本发明属于功能薄膜技术领域,具体涉及一种具有激光防护性能的Ag/VO2复合薄膜的制备方法。本发明在VO2多晶薄膜表面涂覆具有表面等离激元共振特性的银纳米线或银纳米颗粒结构层。该工艺可以有效提高薄膜对激光的响应度以及耐激光辐射能力,其制备过程简单可控,不需要昂贵的设备,同时对VO2薄膜的尺寸、形貌无特殊要求,为VO2基激光防护薄膜提供了一种高效率、短周期、可工业化实施的新技术。

Description

一种具有激光防护性能的Ag/VO2复合薄膜的制备方法
技术领域
本发明属于功能薄膜技术领域,具体涉及一种具有激光防护性能的Ag/VO2复合薄膜的制备方法。
背景技术
随着激光干扰与致盲武器的迅速发展,寻找一种适用于激光防护的新型材料,保护军事人员和各种光电探测系统不受打击,已成为亟需解决的重要问题。作为一种热致相变材料,VO2可以在不同温度下实现在金属-绝缘体之间的可逆转变。伴随相变的发生,材料的光电特性发生突变,从而实现强光照射时具有低透过率,保护探测器不受损伤,弱光照射时具有高透过率,不影响探测器接收信号。同其它激光防护材料相比,VO2具有防护波段宽,制备成本低,性能稳定等优点,是智能激光防护材料的研究热点,在航空航天领域有着广泛的应用潜力。

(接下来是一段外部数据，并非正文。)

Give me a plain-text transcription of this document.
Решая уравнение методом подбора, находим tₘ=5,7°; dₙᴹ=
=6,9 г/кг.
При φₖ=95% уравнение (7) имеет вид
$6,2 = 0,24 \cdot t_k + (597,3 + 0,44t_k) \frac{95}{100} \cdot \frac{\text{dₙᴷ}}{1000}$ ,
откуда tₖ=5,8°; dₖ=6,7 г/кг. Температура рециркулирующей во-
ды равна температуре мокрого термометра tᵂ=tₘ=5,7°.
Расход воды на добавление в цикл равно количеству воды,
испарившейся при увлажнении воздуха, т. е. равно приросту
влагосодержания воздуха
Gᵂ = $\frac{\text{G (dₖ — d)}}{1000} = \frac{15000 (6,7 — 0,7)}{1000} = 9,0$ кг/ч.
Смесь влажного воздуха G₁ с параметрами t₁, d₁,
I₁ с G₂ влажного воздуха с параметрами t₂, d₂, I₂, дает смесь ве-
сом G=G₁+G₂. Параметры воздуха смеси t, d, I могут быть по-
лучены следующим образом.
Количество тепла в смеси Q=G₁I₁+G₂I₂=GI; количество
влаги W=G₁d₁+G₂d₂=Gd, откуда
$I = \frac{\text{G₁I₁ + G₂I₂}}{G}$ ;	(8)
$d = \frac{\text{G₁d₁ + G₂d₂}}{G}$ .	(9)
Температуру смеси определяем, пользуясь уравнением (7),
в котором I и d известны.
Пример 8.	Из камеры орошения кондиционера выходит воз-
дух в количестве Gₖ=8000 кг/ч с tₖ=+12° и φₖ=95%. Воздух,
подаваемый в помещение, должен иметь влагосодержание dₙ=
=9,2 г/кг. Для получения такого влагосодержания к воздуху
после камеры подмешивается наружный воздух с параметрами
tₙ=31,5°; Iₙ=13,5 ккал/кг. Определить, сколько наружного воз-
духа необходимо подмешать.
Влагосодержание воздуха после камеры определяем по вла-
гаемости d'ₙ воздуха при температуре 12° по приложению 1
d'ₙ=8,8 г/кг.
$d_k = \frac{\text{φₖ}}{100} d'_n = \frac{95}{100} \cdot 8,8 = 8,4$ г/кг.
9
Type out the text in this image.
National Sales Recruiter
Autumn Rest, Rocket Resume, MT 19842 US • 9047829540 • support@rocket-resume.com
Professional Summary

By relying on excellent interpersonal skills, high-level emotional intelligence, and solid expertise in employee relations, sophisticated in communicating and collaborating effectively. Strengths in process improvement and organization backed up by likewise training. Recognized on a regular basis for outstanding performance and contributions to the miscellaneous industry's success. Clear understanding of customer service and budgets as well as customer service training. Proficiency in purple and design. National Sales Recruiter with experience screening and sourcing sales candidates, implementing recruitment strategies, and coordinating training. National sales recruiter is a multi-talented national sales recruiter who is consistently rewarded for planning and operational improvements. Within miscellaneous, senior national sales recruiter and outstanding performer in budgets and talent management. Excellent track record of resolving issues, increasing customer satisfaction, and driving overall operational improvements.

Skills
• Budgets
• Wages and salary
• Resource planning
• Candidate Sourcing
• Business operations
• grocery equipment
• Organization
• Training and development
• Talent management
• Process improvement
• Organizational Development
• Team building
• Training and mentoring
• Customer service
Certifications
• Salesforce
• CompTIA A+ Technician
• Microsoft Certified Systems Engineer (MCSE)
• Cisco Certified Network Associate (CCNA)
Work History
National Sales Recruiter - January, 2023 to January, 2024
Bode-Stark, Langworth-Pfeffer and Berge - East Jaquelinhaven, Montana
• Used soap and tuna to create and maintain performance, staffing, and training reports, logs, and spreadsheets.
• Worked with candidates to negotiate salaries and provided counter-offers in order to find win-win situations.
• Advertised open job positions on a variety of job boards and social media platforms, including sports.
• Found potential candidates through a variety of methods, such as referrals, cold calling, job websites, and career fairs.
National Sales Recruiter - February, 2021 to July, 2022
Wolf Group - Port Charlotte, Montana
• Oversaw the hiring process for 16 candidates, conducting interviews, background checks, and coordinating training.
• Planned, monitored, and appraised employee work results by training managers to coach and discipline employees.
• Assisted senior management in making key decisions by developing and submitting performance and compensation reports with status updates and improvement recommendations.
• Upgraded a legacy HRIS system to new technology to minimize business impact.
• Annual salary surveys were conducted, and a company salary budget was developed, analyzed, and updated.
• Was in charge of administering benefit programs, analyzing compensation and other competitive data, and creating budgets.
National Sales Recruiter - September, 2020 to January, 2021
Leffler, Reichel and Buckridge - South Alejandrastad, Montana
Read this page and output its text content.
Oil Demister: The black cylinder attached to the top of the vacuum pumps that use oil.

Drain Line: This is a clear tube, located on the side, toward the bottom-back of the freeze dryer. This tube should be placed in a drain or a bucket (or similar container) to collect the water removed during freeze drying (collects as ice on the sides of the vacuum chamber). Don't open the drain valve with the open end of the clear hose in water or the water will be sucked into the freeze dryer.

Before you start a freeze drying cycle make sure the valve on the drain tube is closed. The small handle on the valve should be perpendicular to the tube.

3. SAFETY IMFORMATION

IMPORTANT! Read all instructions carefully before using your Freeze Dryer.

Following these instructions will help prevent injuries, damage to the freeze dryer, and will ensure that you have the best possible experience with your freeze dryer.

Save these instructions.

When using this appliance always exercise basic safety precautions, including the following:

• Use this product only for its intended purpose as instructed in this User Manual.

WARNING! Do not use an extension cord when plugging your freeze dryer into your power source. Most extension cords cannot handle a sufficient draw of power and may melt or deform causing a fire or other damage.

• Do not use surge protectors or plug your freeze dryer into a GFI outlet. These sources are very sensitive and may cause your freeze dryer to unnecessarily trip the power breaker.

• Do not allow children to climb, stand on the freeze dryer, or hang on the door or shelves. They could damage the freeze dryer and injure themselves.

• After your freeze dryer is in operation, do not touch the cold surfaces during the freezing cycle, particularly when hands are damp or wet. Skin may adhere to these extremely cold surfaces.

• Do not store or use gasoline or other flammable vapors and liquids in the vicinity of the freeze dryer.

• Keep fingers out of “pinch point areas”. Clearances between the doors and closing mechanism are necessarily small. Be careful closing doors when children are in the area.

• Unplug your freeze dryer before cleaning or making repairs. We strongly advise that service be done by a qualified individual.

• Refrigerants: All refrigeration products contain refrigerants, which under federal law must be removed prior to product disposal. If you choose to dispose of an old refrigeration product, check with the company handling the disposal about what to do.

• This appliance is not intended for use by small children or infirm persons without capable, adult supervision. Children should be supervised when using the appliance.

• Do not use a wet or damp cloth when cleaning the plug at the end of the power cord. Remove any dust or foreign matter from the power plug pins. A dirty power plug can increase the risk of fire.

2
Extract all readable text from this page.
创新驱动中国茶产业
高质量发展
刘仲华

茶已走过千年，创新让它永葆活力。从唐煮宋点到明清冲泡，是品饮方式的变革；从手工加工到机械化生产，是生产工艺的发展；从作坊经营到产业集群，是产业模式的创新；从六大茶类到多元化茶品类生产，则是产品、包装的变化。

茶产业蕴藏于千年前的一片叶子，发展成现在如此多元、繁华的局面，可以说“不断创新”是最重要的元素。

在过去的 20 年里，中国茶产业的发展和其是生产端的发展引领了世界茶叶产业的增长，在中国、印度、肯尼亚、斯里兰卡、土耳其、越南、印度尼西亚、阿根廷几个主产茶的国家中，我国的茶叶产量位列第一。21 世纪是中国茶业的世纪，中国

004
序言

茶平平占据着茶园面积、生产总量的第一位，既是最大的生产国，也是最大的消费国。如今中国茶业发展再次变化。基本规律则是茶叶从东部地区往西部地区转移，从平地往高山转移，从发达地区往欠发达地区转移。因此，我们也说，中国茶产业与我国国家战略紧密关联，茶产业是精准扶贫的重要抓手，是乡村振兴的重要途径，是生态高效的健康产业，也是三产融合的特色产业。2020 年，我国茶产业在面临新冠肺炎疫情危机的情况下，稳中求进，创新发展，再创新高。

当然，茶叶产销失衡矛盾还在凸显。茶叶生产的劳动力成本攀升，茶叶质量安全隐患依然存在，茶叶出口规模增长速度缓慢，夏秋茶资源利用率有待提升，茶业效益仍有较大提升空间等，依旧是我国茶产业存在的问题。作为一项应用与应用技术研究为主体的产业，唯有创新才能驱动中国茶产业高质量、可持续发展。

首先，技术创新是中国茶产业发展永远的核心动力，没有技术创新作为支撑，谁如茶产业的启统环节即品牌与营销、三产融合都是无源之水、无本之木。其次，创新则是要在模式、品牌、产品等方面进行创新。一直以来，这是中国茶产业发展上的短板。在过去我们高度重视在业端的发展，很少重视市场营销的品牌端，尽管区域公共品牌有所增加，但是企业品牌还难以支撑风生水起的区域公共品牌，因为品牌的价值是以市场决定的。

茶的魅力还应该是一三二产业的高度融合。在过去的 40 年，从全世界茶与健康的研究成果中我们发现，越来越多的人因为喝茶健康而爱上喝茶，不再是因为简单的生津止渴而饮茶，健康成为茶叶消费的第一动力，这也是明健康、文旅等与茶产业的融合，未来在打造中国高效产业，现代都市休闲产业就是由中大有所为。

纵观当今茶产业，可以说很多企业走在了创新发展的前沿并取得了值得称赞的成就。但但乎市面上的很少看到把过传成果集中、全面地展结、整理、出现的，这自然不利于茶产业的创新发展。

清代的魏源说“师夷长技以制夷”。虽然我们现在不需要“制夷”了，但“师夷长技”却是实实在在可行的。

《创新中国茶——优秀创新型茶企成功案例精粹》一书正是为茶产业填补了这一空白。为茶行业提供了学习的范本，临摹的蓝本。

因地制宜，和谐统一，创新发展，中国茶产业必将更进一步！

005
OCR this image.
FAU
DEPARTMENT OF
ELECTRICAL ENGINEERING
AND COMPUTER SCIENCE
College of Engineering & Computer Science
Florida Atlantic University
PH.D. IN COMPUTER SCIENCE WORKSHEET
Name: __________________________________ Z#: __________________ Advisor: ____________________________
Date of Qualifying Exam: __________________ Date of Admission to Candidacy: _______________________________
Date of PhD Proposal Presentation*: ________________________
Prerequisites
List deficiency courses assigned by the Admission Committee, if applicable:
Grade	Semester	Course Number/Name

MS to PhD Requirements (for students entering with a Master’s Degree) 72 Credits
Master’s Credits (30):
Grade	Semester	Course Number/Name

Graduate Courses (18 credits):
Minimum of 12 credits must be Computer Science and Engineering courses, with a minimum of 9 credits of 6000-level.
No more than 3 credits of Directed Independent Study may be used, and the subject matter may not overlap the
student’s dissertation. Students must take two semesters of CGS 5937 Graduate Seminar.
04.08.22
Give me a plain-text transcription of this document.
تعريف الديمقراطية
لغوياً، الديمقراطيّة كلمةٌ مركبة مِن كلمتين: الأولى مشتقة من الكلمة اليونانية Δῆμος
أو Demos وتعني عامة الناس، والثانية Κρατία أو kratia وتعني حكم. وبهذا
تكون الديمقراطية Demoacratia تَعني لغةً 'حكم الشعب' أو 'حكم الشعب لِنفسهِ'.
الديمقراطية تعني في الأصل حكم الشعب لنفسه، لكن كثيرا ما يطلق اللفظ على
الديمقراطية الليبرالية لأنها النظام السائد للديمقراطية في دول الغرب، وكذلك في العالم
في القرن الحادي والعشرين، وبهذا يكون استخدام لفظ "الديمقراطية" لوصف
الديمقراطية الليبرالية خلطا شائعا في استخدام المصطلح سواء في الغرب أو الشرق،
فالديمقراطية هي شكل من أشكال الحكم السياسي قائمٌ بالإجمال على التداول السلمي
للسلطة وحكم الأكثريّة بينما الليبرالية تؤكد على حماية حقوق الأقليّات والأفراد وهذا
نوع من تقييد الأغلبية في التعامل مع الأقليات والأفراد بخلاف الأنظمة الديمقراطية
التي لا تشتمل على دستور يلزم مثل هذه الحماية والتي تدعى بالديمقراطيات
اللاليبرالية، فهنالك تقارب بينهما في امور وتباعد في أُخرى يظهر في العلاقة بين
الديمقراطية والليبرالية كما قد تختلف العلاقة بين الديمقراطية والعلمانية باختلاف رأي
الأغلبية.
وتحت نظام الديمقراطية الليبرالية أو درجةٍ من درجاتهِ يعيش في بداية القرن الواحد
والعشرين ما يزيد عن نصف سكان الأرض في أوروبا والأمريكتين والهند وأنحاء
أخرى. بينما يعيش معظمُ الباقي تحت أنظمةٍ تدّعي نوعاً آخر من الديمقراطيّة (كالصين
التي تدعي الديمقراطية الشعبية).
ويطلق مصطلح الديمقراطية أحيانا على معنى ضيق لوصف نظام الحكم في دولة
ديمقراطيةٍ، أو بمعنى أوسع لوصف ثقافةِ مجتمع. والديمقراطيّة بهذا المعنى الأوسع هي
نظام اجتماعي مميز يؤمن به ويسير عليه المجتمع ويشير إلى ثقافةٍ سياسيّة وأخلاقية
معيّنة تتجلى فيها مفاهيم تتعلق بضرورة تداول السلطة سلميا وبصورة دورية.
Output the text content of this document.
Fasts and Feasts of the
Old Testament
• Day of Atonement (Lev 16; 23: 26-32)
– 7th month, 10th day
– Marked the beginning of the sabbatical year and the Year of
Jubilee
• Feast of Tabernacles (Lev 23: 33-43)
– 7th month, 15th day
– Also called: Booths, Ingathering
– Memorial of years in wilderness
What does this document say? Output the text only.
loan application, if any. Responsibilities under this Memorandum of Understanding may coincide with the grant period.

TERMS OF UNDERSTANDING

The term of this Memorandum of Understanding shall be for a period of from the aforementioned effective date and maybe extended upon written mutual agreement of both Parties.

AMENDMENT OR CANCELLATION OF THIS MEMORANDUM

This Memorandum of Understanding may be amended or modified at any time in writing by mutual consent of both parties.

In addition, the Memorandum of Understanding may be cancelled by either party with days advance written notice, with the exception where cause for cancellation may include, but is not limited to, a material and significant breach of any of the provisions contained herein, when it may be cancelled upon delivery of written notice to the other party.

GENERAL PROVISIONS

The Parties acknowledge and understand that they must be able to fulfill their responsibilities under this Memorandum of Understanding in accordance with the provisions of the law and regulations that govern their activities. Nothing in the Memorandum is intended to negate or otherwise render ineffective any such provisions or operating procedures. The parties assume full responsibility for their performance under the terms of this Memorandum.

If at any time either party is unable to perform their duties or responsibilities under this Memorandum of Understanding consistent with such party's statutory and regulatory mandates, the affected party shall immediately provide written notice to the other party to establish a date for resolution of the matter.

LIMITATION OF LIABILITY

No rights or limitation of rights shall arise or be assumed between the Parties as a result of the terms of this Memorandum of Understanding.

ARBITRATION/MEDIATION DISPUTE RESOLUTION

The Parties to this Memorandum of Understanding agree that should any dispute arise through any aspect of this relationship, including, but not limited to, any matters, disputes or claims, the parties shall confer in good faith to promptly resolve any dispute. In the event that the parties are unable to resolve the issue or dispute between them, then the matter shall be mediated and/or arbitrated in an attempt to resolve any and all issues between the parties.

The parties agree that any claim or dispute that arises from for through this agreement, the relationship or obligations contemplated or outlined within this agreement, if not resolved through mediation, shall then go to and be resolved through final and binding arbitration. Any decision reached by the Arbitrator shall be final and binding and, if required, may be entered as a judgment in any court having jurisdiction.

目前,研究者已经采用了多种途径合成了VO2薄膜材料,然而,由于纯净化学计量比的VO2薄膜较难制备并且其相变温度较高,严重阻碍了VO2薄膜的实际应用。目前虽然可以通过优化制备工艺及元素掺杂对其进行调控,但却存在制备周期长,成本高、薄膜的开关特性减弱等很多不利影响。因此,如何制备具有良好激光防护性能的VO2薄膜成为了一个亟需解决的技术难题。
作为一种贵金属纳米材料,银纳米材料由于具有独特的光学、电学和催化特性,在诸多领域有着广泛的应用价值。尤其银纳米材料具有表面等离子体共振效应,会使其表现出许多奇异的光学性质,比如局域电场增强效应、纳米天线效应、强烈的光散射、光吸收以及光热特性等。目前,银纳米材料已被广泛应用于光伏器件、发光器件、探测器件等光电材料中,可以大幅提高器件的工作效率(M.Rycenga,C.M.Cobley,J.Zeng,W.Y.Li,C.H.Moran,Q.Zhang,D.Qin,and Y.N.Xia,"Controlling the Synthesis and Assembly ofSilverNanostructures for Plasmonic Applications",Chem.Rev.,2011,111:3669-3712)。但是,利用表面等离子体共振效应增强激光防护用Ag/VO2复合薄膜却一直未有报道,其相关技术瓶颈主要在于银纳米结构层的厚度及形貌选择存在困难。具体为一方面,银纳米结构层过厚虽然可以大幅降低VO2薄膜的激光可透过率并提升薄膜的耐激光损伤阈值,但是却会严重削弱银纳米结构的表面等离子体共振效应,并且降低VO2薄膜的实际可接收光信号强度。另一方面,银纳米结构层过薄,虽然可以提高银纳米结构自身的表面等离子体共振效应,提升VO2薄膜可接收的光信号强度,但是却无法降低VO2薄膜的激光可透过率,同时很难提高薄膜的耐激光损伤阈值。同理,在银纳米结构层的形貌选择上也存在上述技术困难。因此,恰当选择银纳米结构层的厚度及形貌是激光防护用Ag/VO2复合薄膜的技术难点。
发明内容
为了解决已有的激光防护用VO2薄膜在制备过程中存在的问题,本发明提供了一种具有激光防护性能的Ag/VO2复合薄膜的制备工艺。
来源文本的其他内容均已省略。